The protrusions 135″ are advantageously evenly distributed over the outer surface 135′ of the mandrel.

As shown in FIG. 7, the surface of the innermost turn of the coil is provided with a shape complementary to the outer shape of the mandrel 13. In particular, the surface of the innermost turn of the coil is provided with grooves 220 that fit the protrusions 135″ of the mandrel 13. Advantageously, the grooves 220 are separated by protrusions that fit the surface 135′ of the mandrel.

Of course, the coil and mandrel could be provided with different shapes ensuring rotational engagement thereof without departing from the scope of the present invention.

REFERENCES

FR 2 967 548

WO 2014/020178

U.S. Pat. No. 4,024,635

EP 0 435 795

Claims

1. A coil of cutting wire for a vegetation cutting machine, wherein the wire is coiled on itself about an axis so as to form at least two temporarily bonded turns and a central void, andthe surface of the wire portion forming the innermost turn of the coil facing the central void comprises a plurality of grooves creating a succession of protrusions and recesses extending parallel to said axis.

2. The coil of claim 1, wherein the innermost turn is permanently welded to at least a part of the most adjacent turn.

3. The coil of claim 1, wherein the coil has a flat shape.

4. The coil of claim 1, wherein the wire is made of a material comprising a polyamide and/or a copolyamide.

5. The coil of claim 1, wherein the cross section of the wire has an area equal to the cross-section of a round wire having a diameter comprised between 1.35 and 4 mm.

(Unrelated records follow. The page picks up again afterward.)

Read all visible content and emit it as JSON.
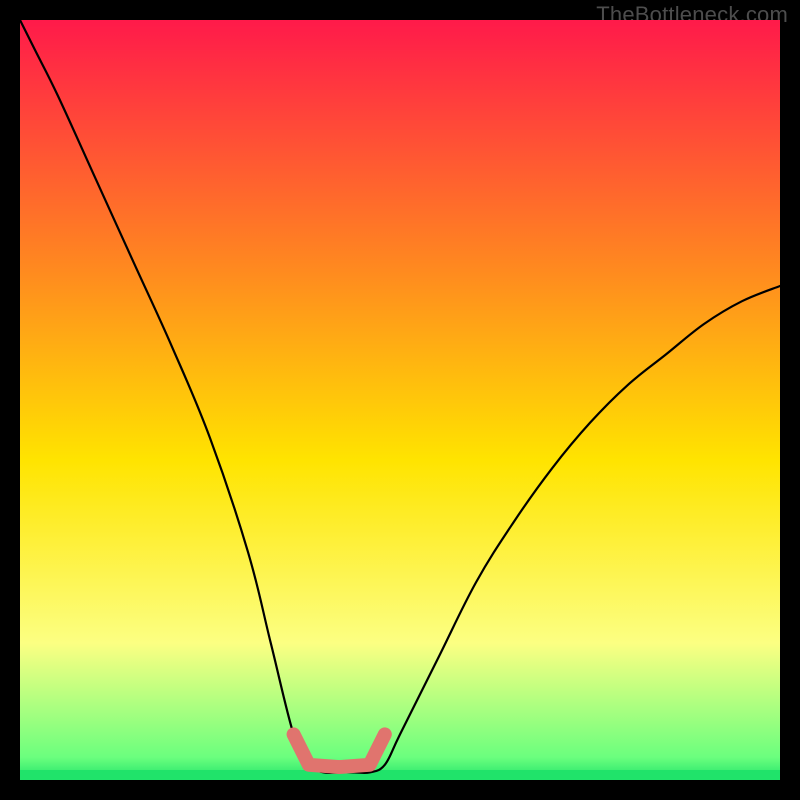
{
  "watermark": "TheBottleneck.com",
  "colors": {
    "frame": "#000000",
    "curve": "#000000",
    "highlight": "#e0746e",
    "green": "#20e36a",
    "gradient_top": "#ff1a4a",
    "gradient_mid_upper": "#ff8a1f",
    "gradient_mid": "#ffe400",
    "gradient_lower": "#fcff82",
    "gradient_bottom": "#20e36a"
  },
  "chart_data": {
    "type": "line",
    "title": "",
    "xlabel": "",
    "ylabel": "",
    "xlim": [
      0,
      100
    ],
    "ylim": [
      0,
      100
    ],
    "x": [
      0,
      2,
      5,
      10,
      15,
      20,
      25,
      30,
      33,
      36,
      38,
      40,
      42,
      44,
      46,
      48,
      50,
      55,
      60,
      65,
      70,
      75,
      80,
      85,
      90,
      95,
      100
    ],
    "values": [
      100,
      96,
      90,
      79,
      68,
      57,
      45,
      30,
      18,
      6,
      2,
      1,
      1,
      1,
      1,
      2,
      6,
      16,
      26,
      34,
      41,
      47,
      52,
      56,
      60,
      63,
      65
    ],
    "highlight_range_x": [
      36,
      48
    ],
    "highlight_y": 2
  }
}
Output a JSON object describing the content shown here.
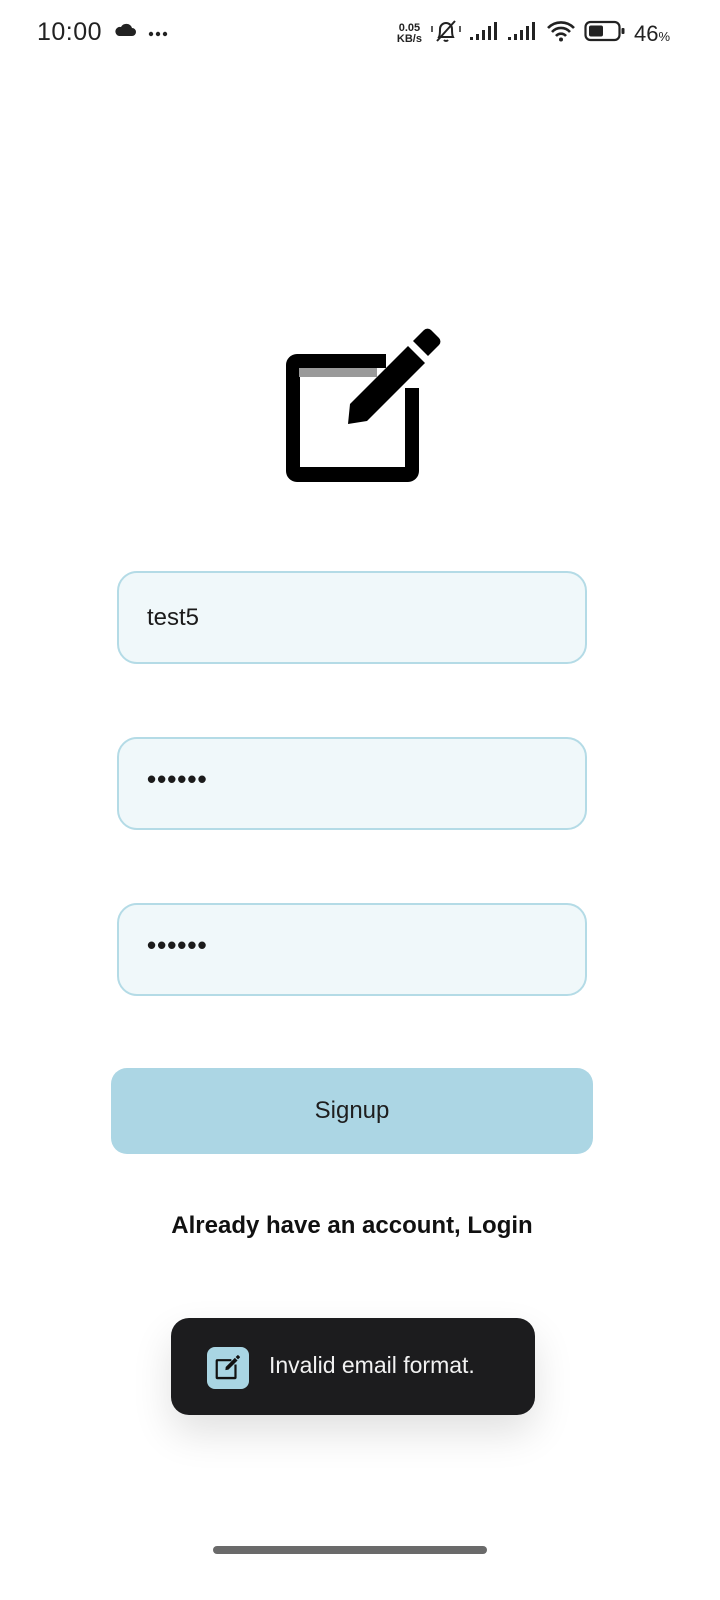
{
  "status_bar": {
    "time": "10:00",
    "net_speed_value": "0.05",
    "net_speed_unit": "KB/s",
    "battery_level": "46",
    "battery_unit": "%",
    "icons": [
      "cloud-icon",
      "more-dots-icon",
      "mute-icon",
      "signal-icon",
      "signal-icon",
      "wifi-icon",
      "battery-icon"
    ]
  },
  "logo": {
    "icon": "edit-note-icon"
  },
  "form": {
    "username_value": "test5",
    "password_value": "••••••",
    "confirm_password_value": "••••••",
    "signup_label": "Signup",
    "login_link": "Already have an account, Login"
  },
  "toast": {
    "icon": "edit-note-icon",
    "message": "Invalid email format."
  },
  "colors": {
    "input_bg": "#f0f8fa",
    "input_border": "#b4dbe6",
    "button_bg": "#acd6e4",
    "toast_bg": "#1c1c1e"
  }
}
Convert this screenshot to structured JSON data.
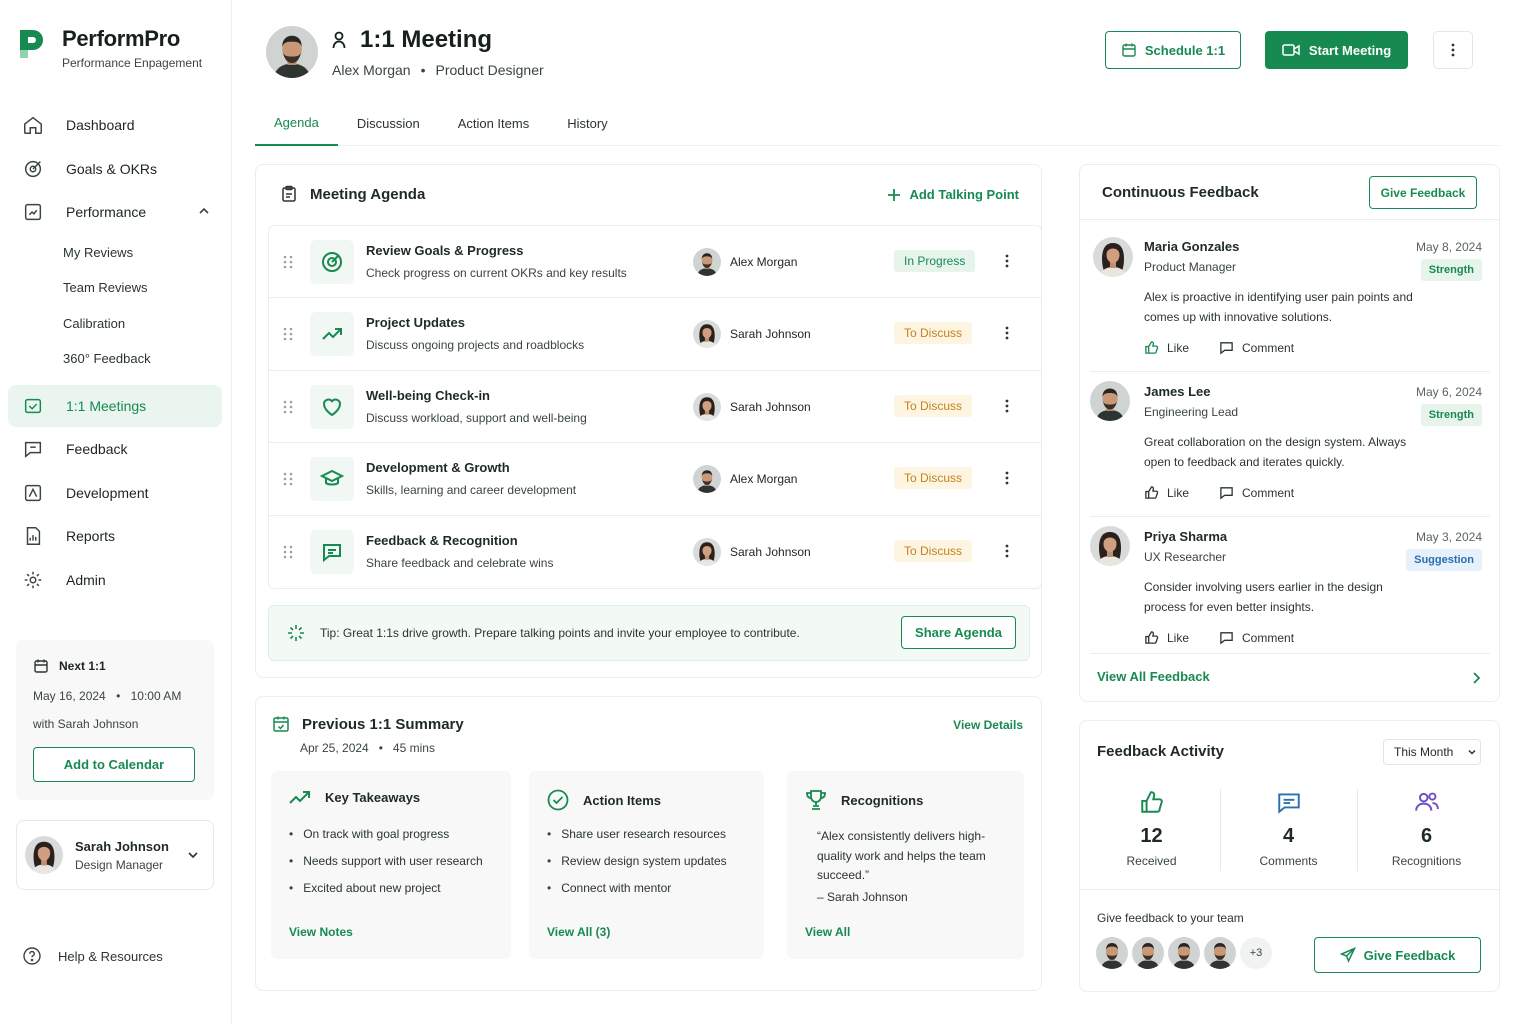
{
  "brand": {
    "name": "PerformPro",
    "tagline": "Performance Enpagement"
  },
  "nav": {
    "dashboard": "Dashboard",
    "goals": "Goals & OKRs",
    "performance": "Performance",
    "sub": [
      "My Reviews",
      "Team Reviews",
      "Calibration",
      "360° Feedback"
    ],
    "meetings": "1:1 Meetings",
    "feedback": "Feedback",
    "development": "Development",
    "reports": "Reports",
    "admin": "Admin"
  },
  "next": {
    "title": "Next 1:1",
    "date": "May 16, 2024",
    "time": "10:00 AM",
    "with": "with Sarah Johnson",
    "button": "Add to Calendar"
  },
  "user": {
    "name": "Sarah Johnson",
    "role": "Design Manager"
  },
  "help": "Help & Resources",
  "header": {
    "title": "1:1 Meeting",
    "person": "Alex Morgan",
    "role": "Product Designer",
    "schedule": "Schedule 1:1",
    "start": "Start Meeting"
  },
  "tabs": [
    "Agenda",
    "Discussion",
    "Action Items",
    "History"
  ],
  "agenda": {
    "title": "Meeting Agenda",
    "add": "Add Talking Point",
    "items": [
      {
        "title": "Review Goals & Progress",
        "desc": "Check progress on current OKRs and key results",
        "owner": "Alex Morgan",
        "status": "In Progress"
      },
      {
        "title": "Project Updates",
        "desc": "Discuss ongoing projects and roadblocks",
        "owner": "Sarah Johnson",
        "status": "To Discuss"
      },
      {
        "title": "Well-being Check-in",
        "desc": "Discuss workload, support and well-being",
        "owner": "Sarah Johnson",
        "status": "To Discuss"
      },
      {
        "title": "Development & Growth",
        "desc": "Skills, learning and career development",
        "owner": "Alex Morgan",
        "status": "To Discuss"
      },
      {
        "title": "Feedback & Recognition",
        "desc": "Share feedback and celebrate wins",
        "owner": "Sarah Johnson",
        "status": "To Discuss"
      }
    ],
    "tip": "Tip: Great 1:1s drive growth. Prepare talking points and invite your employee to contribute.",
    "share": "Share Agenda"
  },
  "previous": {
    "title": "Previous 1:1 Summary",
    "date": "Apr 25, 2024",
    "duration": "45 mins",
    "details": "View Details",
    "takeaways": {
      "title": "Key Takeaways",
      "items": [
        "On track with goal progress",
        "Needs support with user research",
        "Excited about new project"
      ],
      "link": "View Notes"
    },
    "actions": {
      "title": "Action Items",
      "items": [
        "Share user research resources",
        "Review design system updates",
        "Connect with mentor"
      ],
      "link": "View All (3)"
    },
    "recognitions": {
      "title": "Recognitions",
      "quote": "“Alex consistently delivers high-quality work and helps the team succeed.”",
      "by": "– Sarah Johnson",
      "link": "View All"
    }
  },
  "feedback": {
    "title": "Continuous Feedback",
    "give": "Give Feedback",
    "like": "Like",
    "comment": "Comment",
    "view_all": "View All Feedback",
    "items": [
      {
        "name": "Maria Gonzales",
        "role": "Product Manager",
        "date": "May 8, 2024",
        "tag": "Strength",
        "text": "Alex is proactive in identifying user pain points and comes up with innovative solutions."
      },
      {
        "name": "James Lee",
        "role": "Engineering Lead",
        "date": "May 6, 2024",
        "tag": "Strength",
        "text": "Great collaboration on the design system. Always open to feedback and iterates quickly."
      },
      {
        "name": "Priya Sharma",
        "role": "UX Researcher",
        "date": "May 3, 2024",
        "tag": "Suggestion",
        "text": "Consider involving users earlier in the design process for even better insights."
      }
    ]
  },
  "activity": {
    "title": "Feedback Activity",
    "period": "This Month",
    "stats": [
      {
        "value": "12",
        "label": "Received"
      },
      {
        "value": "4",
        "label": "Comments"
      },
      {
        "value": "6",
        "label": "Recognitions"
      }
    ],
    "team_label": "Give feedback to your team",
    "more": "+3",
    "give": "Give Feedback"
  },
  "colors": {
    "accent": "#178a52",
    "warn": "#c4821c",
    "info": "#2a6fb0"
  }
}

6. The coil of claim 1, wherein the turns are temporarily bonded by reciprocal retention arrangements formed on the wire, such that each turn mechanically retains at least one adjacent turn.

7. The coil of claim 1, wherein the turns are temporarily bonded by adhesion.

8. The coil of claim 1, wherein the turns are temporarily bonded by controlled partial fusion of the material of the wire.

9. The coil of claim 1, comprising a plurality of temporarily bonded turns of at least two cutting wires bonded longitudinally in a separable fashion.

10. A cutting assembly for a vegetation cutting machine, said assembly including at least one coil according to claim 1 and a cutting head, wherein the cutting head comprises: a body configured to be driven in rotation by a motor and having an inner recess and a peripheral opening, said inner recess for receiving said at least one coil and said peripheral opening for taking out a portion of cutting wire separated from the coil, anda central mandrel for supporting said at least one coil, said mandrel comprising at least one arrangement adapted to cooperate with the grooves of the at least one coil so as to ensure rotational engagement between the mandrel and the at least one coil, the mandrel being configured to selectively rotate relative to the body.

11. A process of manufacturing a coil of cutting wire for a vegetation cutting machine, comprising the following steps: providing a cutting wire,winding the wire on itself about an axis so as to form at least two temporarily bonded turns and a central void,forming a plurality of grooves parallel to said axis on the surface of the innermost turn facing the central void.

12. The process of claim 11, wherein the forming step comprises applying heat to the innermost turn of the coil.

13. The process of claim 12, wherein the forming step further comprises permanently welding the innermost turn to an adjacent turn.